Wie bewerten Sie den Weg bis zu diesem neuen Rollout-Konzept?
"Ich hoffe, dass alle Beteiligten daraus gelernt haben. Es war so, dass es aus meiner Sicht übereilt eingeführt worden ist oder eingeführt werden sollte. Gerade bei beim eRezept, ist ja die größte Massenanwendung, da waren die bisherigen technischen Voraussetzungen und organisatorischen und auch die Schulung und die Information der Beteiligten nicht ausreichend. Und wir zumindest waren immer der Auffassung, es muss ausreichend getestet werden. Wir haben auch ein Konzept in der gematik eingebracht, wie man gestuft Digital-Projekte einführen kann. Wir orientieren uns daran an der Vorgabe des Normenkontrollrat. Die haben einen Vorschlag gemacht, wie man digitale Projekte einführen kann in der öffentlichen Verwaltung oder auch in dem Bereich. Das ist ein guter Vorschlag. Die Gematik prüft das jetzt, wie weit das umgesetzt werden kann. Und was auch vorgesehen ist in Zukunft, dass es feste, ich nenne sie mal Test-Regionen geben soll mit entsprechenden Beteiligten. Das sind Arztpraxen, Zahnarztpraxen, alle Beteiligten, Apotheken, aber auch Krankenhäuser. Wenn da neue Anwendung kommt, dass man feste Regionen hat, die man dann einbeziehen kann und da muss man trotzdem in jedem Fall wieder ein entsprechendes Test-Konzept machen. Und wir legen Wert darauf, dass das mit uns als Gesellschafter und gerade mit uns als KBV, als Vertreter der Praxen, dass das im Detail besprochen wird und dass wir dem auch zustimmen, dass wir nicht überstimmt werden, denn sonst wäre dieses Projekt, wenn wir nicht diese Kurve jetzt noch gerade gekriegt hätten, vor die Wand gefahren."

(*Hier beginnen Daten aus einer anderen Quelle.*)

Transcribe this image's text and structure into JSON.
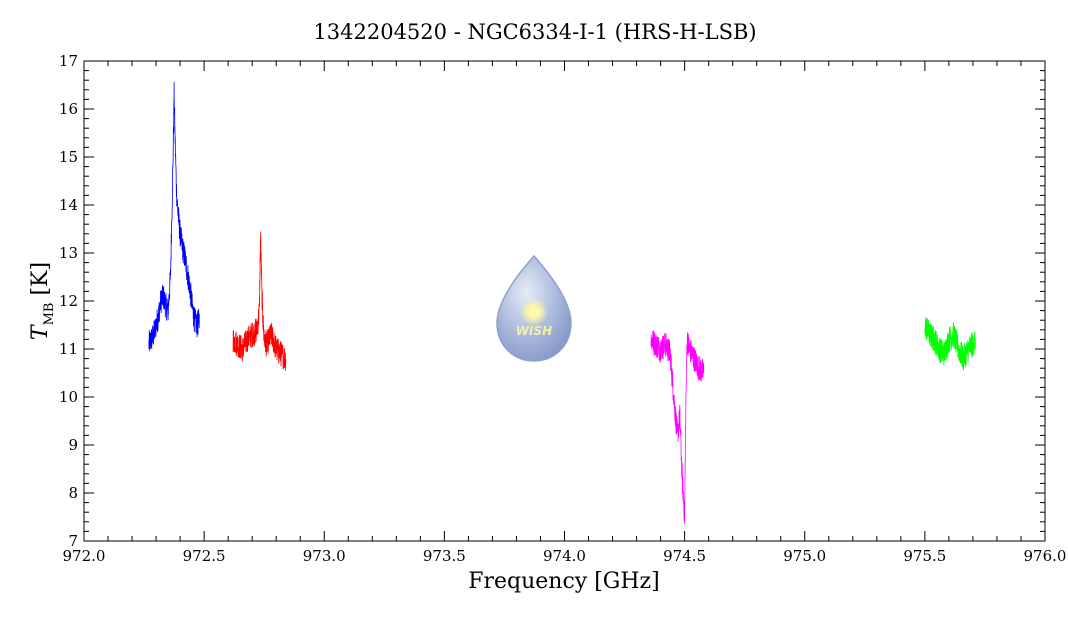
{
  "chart_data": {
    "type": "line",
    "title": "1342204520 - NGC6334-I-1 (HRS-H-LSB)",
    "xlabel": "Frequency [GHz]",
    "ylabel_main": "T",
    "ylabel_sub": "MB",
    "ylabel_unit": " [K]",
    "xlim": [
      972.0,
      976.0
    ],
    "ylim": [
      7,
      17
    ],
    "x_ticks": [
      972.0,
      972.5,
      973.0,
      973.5,
      974.0,
      974.5,
      975.0,
      975.5,
      976.0
    ],
    "x_tick_labels": [
      "972.0",
      "972.5",
      "973.0",
      "973.5",
      "974.0",
      "974.5",
      "975.0",
      "975.5",
      "976.0"
    ],
    "y_ticks": [
      7,
      8,
      9,
      10,
      11,
      12,
      13,
      14,
      15,
      16,
      17
    ],
    "y_tick_labels": [
      "7",
      "8",
      "9",
      "10",
      "11",
      "12",
      "13",
      "14",
      "15",
      "16",
      "17"
    ],
    "grid": false,
    "logo_text": "WISH",
    "series": [
      {
        "color": "#0000ff",
        "x": [
          972.27,
          972.29,
          972.31,
          972.32,
          972.33,
          972.34,
          972.35,
          972.36,
          972.37,
          972.375,
          972.38,
          972.385,
          972.39,
          972.4,
          972.41,
          972.42,
          972.43,
          972.44,
          972.45,
          972.46,
          972.47,
          972.48
        ],
        "y": [
          11.1,
          11.3,
          11.7,
          12.0,
          12.1,
          11.9,
          11.8,
          12.5,
          14.8,
          16.3,
          15.2,
          14.3,
          13.9,
          13.4,
          13.1,
          12.9,
          12.6,
          12.3,
          11.9,
          11.6,
          11.5,
          11.6
        ]
      },
      {
        "color": "#ff0000",
        "x": [
          972.62,
          972.64,
          972.66,
          972.68,
          972.7,
          972.72,
          972.73,
          972.735,
          972.74,
          972.745,
          972.75,
          972.76,
          972.78,
          972.8,
          972.82,
          972.84
        ],
        "y": [
          11.2,
          11.1,
          11.0,
          11.2,
          11.3,
          11.4,
          11.8,
          13.4,
          12.2,
          11.6,
          11.2,
          11.1,
          11.3,
          11.0,
          10.9,
          10.8
        ]
      },
      {
        "color": "#ff00ff",
        "x": [
          974.36,
          974.38,
          974.4,
          974.42,
          974.44,
          974.45,
          974.46,
          974.47,
          974.48,
          974.49,
          974.5,
          974.505,
          974.51,
          974.52,
          974.53,
          974.54,
          974.56,
          974.58
        ],
        "y": [
          11.2,
          11.1,
          11.0,
          11.1,
          10.9,
          10.3,
          9.7,
          9.2,
          9.6,
          8.3,
          7.5,
          9.8,
          11.2,
          11.0,
          10.9,
          10.8,
          10.6,
          10.5
        ]
      },
      {
        "color": "#00ff00",
        "x": [
          975.5,
          975.52,
          975.54,
          975.56,
          975.58,
          975.6,
          975.62,
          975.64,
          975.66,
          975.68,
          975.7,
          975.71
        ],
        "y": [
          11.5,
          11.3,
          11.2,
          11.0,
          10.9,
          11.2,
          11.3,
          11.0,
          10.8,
          11.0,
          11.1,
          11.2
        ]
      }
    ]
  }
}
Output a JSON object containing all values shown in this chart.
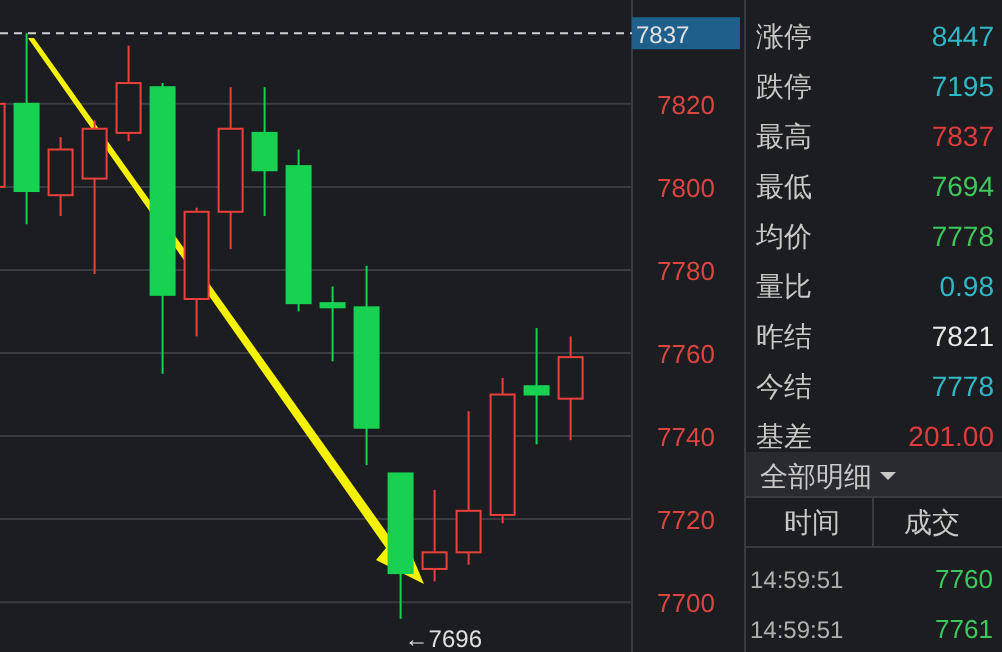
{
  "chart_data": [
    {
      "type": "candlestick",
      "categories": [
        null,
        null,
        null,
        null,
        null,
        null,
        null,
        null,
        null,
        null,
        null,
        null,
        null,
        null,
        null,
        null,
        null,
        null
      ],
      "ohlc": [
        [
          7800,
          7825,
          7790,
          7820
        ],
        [
          7820,
          7837,
          7791,
          7799
        ],
        [
          7798,
          7812,
          7793,
          7809
        ],
        [
          7802,
          7816,
          7779,
          7814
        ],
        [
          7813,
          7834,
          7811,
          7825
        ],
        [
          7824,
          7825,
          7755,
          7774
        ],
        [
          7773,
          7795,
          7764,
          7794
        ],
        [
          7794,
          7824,
          7785,
          7814
        ],
        [
          7813,
          7824,
          7793,
          7804
        ],
        [
          7805,
          7809,
          7770,
          7772
        ],
        [
          7772,
          7776,
          7758,
          7771
        ],
        [
          7771,
          7781,
          7733,
          7742
        ],
        [
          7731,
          7731,
          7696,
          7707
        ],
        [
          7708,
          7727,
          7705,
          7712
        ],
        [
          7712,
          7746,
          7709,
          7722
        ],
        [
          7721,
          7754,
          7719,
          7750
        ],
        [
          7752,
          7766,
          7738,
          7750
        ],
        [
          7749,
          7764,
          7739,
          7759
        ]
      ],
      "colors": [
        "#e8413c",
        "#17d150",
        "#e8413c",
        "#e8413c",
        "#e8413c",
        "#17d150",
        "#e8413c",
        "#e8413c",
        "#17d150",
        "#17d150",
        "#17d150",
        "#17d150",
        "#17d150",
        "#e8413c",
        "#e8413c",
        "#e8413c",
        "#17d150",
        "#e8413c"
      ],
      "ylim": [
        7688,
        7845
      ],
      "yticks": [
        7700,
        7720,
        7740,
        7760,
        7780,
        7800,
        7820
      ],
      "grid": "y",
      "ref_lines": [
        {
          "axis": "y",
          "value": 7837,
          "label": "7837",
          "color": "#d0d0d0",
          "line_style": "dashed"
        }
      ],
      "annotations": [
        "←7696"
      ]
    },
    {
      "type": "other",
      "categories": [
        "涨停",
        "跌停",
        "最高",
        "最低",
        "均价",
        "量比",
        "昨结",
        "今结",
        "基差"
      ],
      "value_labels": [
        "8447",
        "7195",
        "7837",
        "7694",
        "7778",
        "0.98",
        "7821",
        "7778",
        "201.00"
      ],
      "colors": [
        "#2fb8c8",
        "#2fb8c8",
        "#e03c3c",
        "#3cc85a",
        "#3cc85a",
        "#2fb8c8",
        "#e8e8e8",
        "#2fb8c8",
        "#e03c3c"
      ],
      "annotations": [
        "全部明细",
        "时间",
        "成交",
        "14:59:51",
        "7760",
        "14:59:51",
        "7761"
      ]
    }
  ]
}
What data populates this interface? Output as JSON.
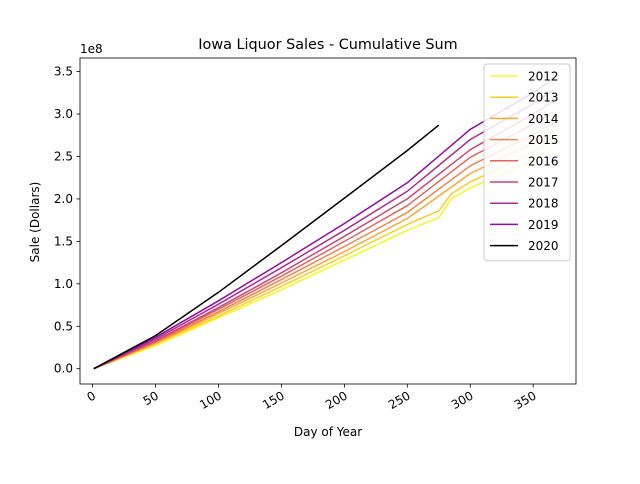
{
  "chart_data": {
    "type": "line",
    "title": "Iowa Liquor Sales - Cumulative Sum",
    "xlabel": "Day of Year",
    "ylabel": "Sale (Dollars)",
    "y_offset_label": "1e8",
    "xlim": [
      -10,
      384
    ],
    "ylim": [
      -0.18,
      3.66
    ],
    "y_unit_multiplier": 100000000,
    "x_ticks": [
      0,
      50,
      100,
      150,
      200,
      250,
      300,
      350
    ],
    "x_tick_labels": [
      "0",
      "50",
      "100",
      "150",
      "200",
      "250",
      "300",
      "350"
    ],
    "y_ticks": [
      0,
      0.5,
      1.0,
      1.5,
      2.0,
      2.5,
      3.0,
      3.5
    ],
    "y_tick_labels": [
      "0.0",
      "0.5",
      "1.0",
      "1.5",
      "2.0",
      "2.5",
      "3.0",
      "3.5"
    ],
    "grid": false,
    "legend_position": "top-right",
    "series": [
      {
        "name": "2012",
        "color": "#f0f921",
        "x": [
          1,
          50,
          100,
          150,
          200,
          250,
          275,
          285,
          300,
          350,
          366
        ],
        "values": [
          0.0,
          0.27,
          0.6,
          0.93,
          1.28,
          1.63,
          1.78,
          2.0,
          2.13,
          2.45,
          2.6
        ]
      },
      {
        "name": "2013",
        "color": "#fcce25",
        "x": [
          1,
          50,
          100,
          150,
          200,
          250,
          275,
          285,
          300,
          350,
          366
        ],
        "values": [
          0.0,
          0.29,
          0.62,
          0.97,
          1.33,
          1.7,
          1.86,
          2.06,
          2.2,
          2.55,
          2.7
        ]
      },
      {
        "name": "2014",
        "color": "#fca636",
        "x": [
          1,
          50,
          100,
          150,
          200,
          250,
          300,
          350,
          366
        ],
        "values": [
          0.0,
          0.3,
          0.65,
          1.01,
          1.38,
          1.77,
          2.3,
          2.66,
          2.8
        ]
      },
      {
        "name": "2015",
        "color": "#f2844b",
        "x": [
          1,
          50,
          100,
          150,
          200,
          250,
          300,
          350,
          366
        ],
        "values": [
          0.0,
          0.31,
          0.67,
          1.05,
          1.44,
          1.84,
          2.39,
          2.76,
          2.9
        ]
      },
      {
        "name": "2016",
        "color": "#e16462",
        "x": [
          1,
          50,
          100,
          150,
          200,
          250,
          300,
          350,
          366
        ],
        "values": [
          0.0,
          0.32,
          0.7,
          1.09,
          1.5,
          1.92,
          2.49,
          2.88,
          3.02
        ]
      },
      {
        "name": "2017",
        "color": "#cc4778",
        "x": [
          1,
          50,
          100,
          150,
          200,
          250,
          300,
          350,
          366
        ],
        "values": [
          0.0,
          0.33,
          0.72,
          1.13,
          1.56,
          2.0,
          2.58,
          3.0,
          3.15
        ]
      },
      {
        "name": "2018",
        "color": "#b12a90",
        "x": [
          1,
          50,
          100,
          150,
          200,
          250,
          300,
          350,
          366
        ],
        "values": [
          0.0,
          0.35,
          0.76,
          1.19,
          1.63,
          2.09,
          2.7,
          3.12,
          3.28
        ]
      },
      {
        "name": "2019",
        "color": "#8f0da4",
        "x": [
          1,
          50,
          100,
          150,
          200,
          250,
          300,
          350,
          366
        ],
        "values": [
          0.0,
          0.37,
          0.8,
          1.25,
          1.71,
          2.19,
          2.82,
          3.25,
          3.42
        ]
      },
      {
        "name": "2020",
        "color": "#000000",
        "x": [
          1,
          50,
          100,
          150,
          200,
          250,
          275
        ],
        "values": [
          0.0,
          0.39,
          0.9,
          1.45,
          2.01,
          2.57,
          2.87
        ]
      }
    ]
  }
}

Tests zum elektronischen Rezept sind bald abgeschlossen. Nun muss die neue Anwendung in die Praxen kommen. Die KBV hat sich dabei für einen gestuften Rollout eingesetzt, um abzusichern, dass die Massenanwendung eRezept wirklich störungsfrei läuft. Dr. Thomas Kriedel, Mitglied des Vorstands der KBV, erklärt, was nun genau passieren soll und wie sich Ärztinnen und Ärzte darauf vorbereiten können.